Но как мне устроиться в Мюнхене и Фельдафинге? Протащить в Академию электроплитку? Устроится в шведском домике у писателя Пенцольда? У моей подружки, его дочери Уллы, которая спряталась в Отделе трудовой повинности Рейха и которой нужно исполнять трудовые обязанности либо в животноводческих помещениях Айхштадта, либо вытирать зады детям? За год до того, как я писал портреты командиров для последней Великой Всегерманской выставки искусств, все было гораздо проще. Тогда-то и появилась у меня Симона. А в этот раз?
Прежде всего, надо позвонить Рут! Рут живет в Туцинге. Это следующая за Фельдафингом железнодорожная станция.
После рада неудачных попыток на том конце провода наконец-то сняли трубку.

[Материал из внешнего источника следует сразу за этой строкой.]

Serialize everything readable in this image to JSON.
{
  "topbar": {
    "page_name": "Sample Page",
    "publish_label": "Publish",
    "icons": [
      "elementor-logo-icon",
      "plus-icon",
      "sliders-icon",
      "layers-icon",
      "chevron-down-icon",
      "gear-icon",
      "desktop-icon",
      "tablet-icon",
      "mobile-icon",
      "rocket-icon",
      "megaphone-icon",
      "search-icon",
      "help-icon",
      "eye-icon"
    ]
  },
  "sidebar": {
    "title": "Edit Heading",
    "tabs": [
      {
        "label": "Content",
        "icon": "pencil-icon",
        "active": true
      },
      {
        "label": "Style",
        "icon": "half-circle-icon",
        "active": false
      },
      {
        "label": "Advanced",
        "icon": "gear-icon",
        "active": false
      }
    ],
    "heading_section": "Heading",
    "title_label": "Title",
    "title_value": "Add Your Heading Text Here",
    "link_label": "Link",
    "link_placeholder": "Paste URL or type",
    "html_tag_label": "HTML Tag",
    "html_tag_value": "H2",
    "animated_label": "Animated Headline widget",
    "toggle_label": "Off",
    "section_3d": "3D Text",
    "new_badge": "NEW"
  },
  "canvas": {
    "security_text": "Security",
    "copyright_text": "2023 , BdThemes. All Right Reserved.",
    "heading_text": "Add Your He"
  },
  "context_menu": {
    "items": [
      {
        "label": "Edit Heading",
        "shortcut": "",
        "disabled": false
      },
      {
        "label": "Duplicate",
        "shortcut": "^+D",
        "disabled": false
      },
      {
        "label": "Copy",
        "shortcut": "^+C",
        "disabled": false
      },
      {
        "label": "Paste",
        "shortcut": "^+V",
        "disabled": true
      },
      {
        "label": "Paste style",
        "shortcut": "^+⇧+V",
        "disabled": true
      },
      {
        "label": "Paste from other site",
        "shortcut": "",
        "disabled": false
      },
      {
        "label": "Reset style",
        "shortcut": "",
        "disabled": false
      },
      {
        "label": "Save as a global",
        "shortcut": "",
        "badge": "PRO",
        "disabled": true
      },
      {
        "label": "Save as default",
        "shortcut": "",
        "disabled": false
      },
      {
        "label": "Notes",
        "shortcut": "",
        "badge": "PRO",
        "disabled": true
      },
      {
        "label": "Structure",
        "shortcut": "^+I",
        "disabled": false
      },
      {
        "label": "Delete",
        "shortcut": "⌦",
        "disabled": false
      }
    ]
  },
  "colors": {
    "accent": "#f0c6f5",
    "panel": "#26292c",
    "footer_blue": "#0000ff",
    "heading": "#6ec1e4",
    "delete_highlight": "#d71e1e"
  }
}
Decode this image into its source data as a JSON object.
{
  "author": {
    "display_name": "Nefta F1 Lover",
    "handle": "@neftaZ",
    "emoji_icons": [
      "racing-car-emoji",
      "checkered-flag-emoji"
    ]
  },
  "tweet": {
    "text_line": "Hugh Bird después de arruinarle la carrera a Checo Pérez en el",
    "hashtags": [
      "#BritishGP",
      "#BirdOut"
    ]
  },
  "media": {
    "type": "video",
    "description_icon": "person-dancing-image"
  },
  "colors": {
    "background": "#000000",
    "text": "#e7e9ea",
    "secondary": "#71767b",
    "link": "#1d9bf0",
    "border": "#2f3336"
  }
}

— Ой! Привет, шалун! Ты где?
— В Берлине!
— Ты приедешь? У тебя отпуск? — и затем, помолчав, добавляет: — Отец умер. Уже две недели.
Не верю этим словам. Лео умер? Новость буквально оглушила меня.
— Когда ты приедешь, то обязательно захвати с собой из мастерской мой диск для скульптур! И еще. Упакуй, пожалуйста, как можно больше моих картин. Просто вынь их из багетов и сверни в трубку. В первую очередь те, которые не всем, скажем так, не всем могут понравиться из-за изображенного на них… Ты же понимаешь о чем я говорю?